Their lead exemplifies the direct style. But it also shows that news writing’s clarity quickly shows fault and the facts to readers.
One of the five men arrested early Saturday in the attempt to bug the Democratic National Committee headquarters is the salaried security coordinator for President Nixon’s reelection committee.
The suspect, former CIA employee James W. McCord Jr., 53, also holds a separate contract to provide security services to the Republican National Committee, GOP national chairman Bob Dole said yesterday.
The reporters included numerous sources, quotes and information. They were sifting out the meaning behind the events, as Clark and Scanlan said, and what had actually occurred.
It is evident in their writing that they contacted several sources, or at least tried to. When people refused to comment, they wrote that, adding credibility and accountability of journalists to track down leads and ask questions.
Police sources said last night that they were seeking a sixth man in connection with the attempted bugging. The sources would give no other details.
“We’re baffled at this point . . . the mystery deepens,” a high Democratic party source said.
Democratic National Committee Chairman Lawrence F. O’Brien said the “bugging incident . . . raised the ugliest questions about the integrity of the political process that I have encountered in a quarter century.
“No mere statement of innocence by Mr. Nixon’s campaign manager will dispel these questions.”
The Democratic presidential candidates were not available for comment yesterday.
5. Ten Days in a Madhouse, The New York World
Nellie Bly’s investigation into the mental institutions of New York were a breakthrough in the social reform of the institution. She investigated and wrote about Blackwell Island Insane Asylum.
Her articles prompted a critical look at the mental institutions and how mentally ill people were treated.
She writes in a first-hand account, which brings the harsh and unjust treatment of the patients out more. She allowed herself to be admitted to one of the asylums for the insane in order to witness for herself and be able to write about her own real, disturbing experiences in the institution.
Bly writes with conviction and an authority in her voice. Her writing holds a reader’s attention.
On the 22d of September I was asked by the World if I could have myself committed to one of the asylums for the insane in New York, with a view to writing a plain and unvarnished narrative of the treatment of the patients therein and the methods of management, etc. Did I think I had the courage to go through such an ordeal as the mission would demand? Could I assume the characteristics of insanity to such a degree that I could pass the doctors, live for a week among the insane without the authorities there finding out that I was only a “chiel amang ’em takin’ notes?” I said I believed I could. I had some faith in my own ability as an actress and thought I could assume insanity long enough to accomplish any mission intrusted to me. Could I pass a week in the insane ward at Blackwell’s Island? I said I could and I would. And I did.

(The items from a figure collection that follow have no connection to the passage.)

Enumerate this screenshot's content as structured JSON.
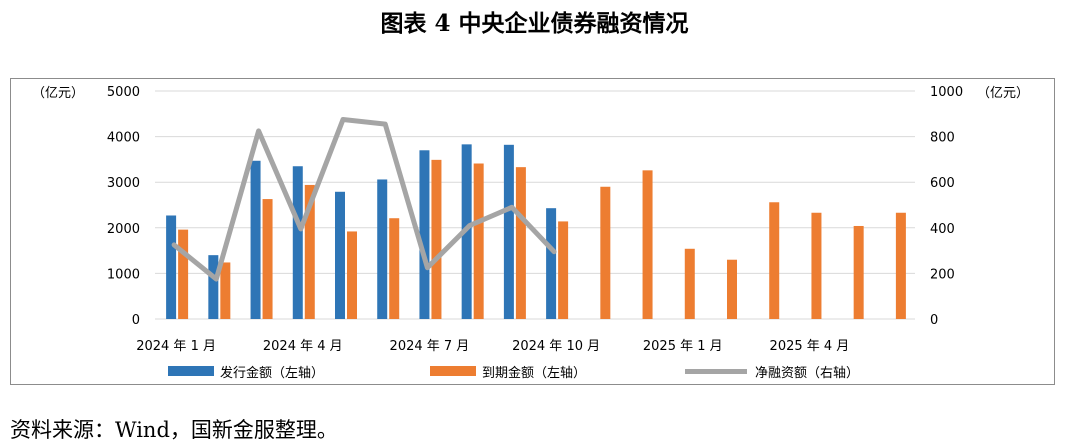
{
  "title": "图表 4  中央企业债券融资情况",
  "source": "资料来源：Wind，国新金服整理。",
  "colors": {
    "issue": "#2E75B6",
    "maturity": "#ED7D31",
    "net": "#A5A5A5"
  },
  "chart_data": {
    "type": "bar+line",
    "left_axis": {
      "unit": "（亿元）",
      "ticks": [
        0,
        1000,
        2000,
        3000,
        4000,
        5000
      ],
      "ylim": [
        0,
        5000
      ]
    },
    "right_axis": {
      "unit": "（亿元）",
      "ticks": [
        0,
        200,
        400,
        600,
        800,
        1000
      ],
      "ylim": [
        0,
        1000
      ]
    },
    "categories": [
      "2024-01",
      "2024-02",
      "2024-03",
      "2024-04",
      "2024-05",
      "2024-06",
      "2024-07",
      "2024-08",
      "2024-09",
      "2024-10",
      "2024-11",
      "2024-12",
      "2025-01",
      "2025-02",
      "2025-03",
      "2025-04",
      "2025-05",
      "2025-06"
    ],
    "x_tick_labels": [
      {
        "index": 0,
        "label": "2024 年 1 月"
      },
      {
        "index": 3,
        "label": "2024 年 4 月"
      },
      {
        "index": 6,
        "label": "2024 年 7 月"
      },
      {
        "index": 9,
        "label": "2024 年 10 月"
      },
      {
        "index": 12,
        "label": "2025 年 1 月"
      },
      {
        "index": 15,
        "label": "2025 年 4 月"
      }
    ],
    "series": [
      {
        "name": "发行金额（左轴）",
        "type": "bar",
        "axis": "left",
        "values": [
          2270,
          1400,
          3470,
          3350,
          2790,
          3060,
          3700,
          3830,
          3820,
          2430,
          null,
          null,
          null,
          null,
          null,
          null,
          null,
          null
        ]
      },
      {
        "name": "到期金额（左轴）",
        "type": "bar",
        "axis": "left",
        "values": [
          1960,
          1240,
          2630,
          2940,
          1920,
          2210,
          3490,
          3410,
          3330,
          2140,
          2900,
          3260,
          1540,
          1300,
          2560,
          2330,
          2040,
          2330
        ]
      },
      {
        "name": "净融资额（右轴）",
        "type": "line",
        "axis": "right",
        "values": [
          325,
          175,
          825,
          395,
          875,
          855,
          225,
          410,
          490,
          295,
          null,
          null,
          null,
          null,
          null,
          null,
          null,
          null
        ]
      }
    ]
  }
}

Bly includes details that only she could uncover, since she was going undercover in the asylum. She also includes several scenes with doctors, nurses, police officers and quotes from them as well as other women in the asylum.
I was to chronicle faithfully the experiences I underwent, and when once within the walls of the asylum to find out and describe its inside workings, which are always, so effectually hidden by white-capped nurses, as well as by bolts and bars, from the knowledge of the public.
Bly was writing for social reform of the mental institutions. They were often mismanaged, kept people for long amounts of time and mistreated patients. She writes with clarity and great descriptions. And she inserts her thoughts of the system and life of the mentally insane in these institutions.
I shuddered to think how completely the insane were in the power of their keepers.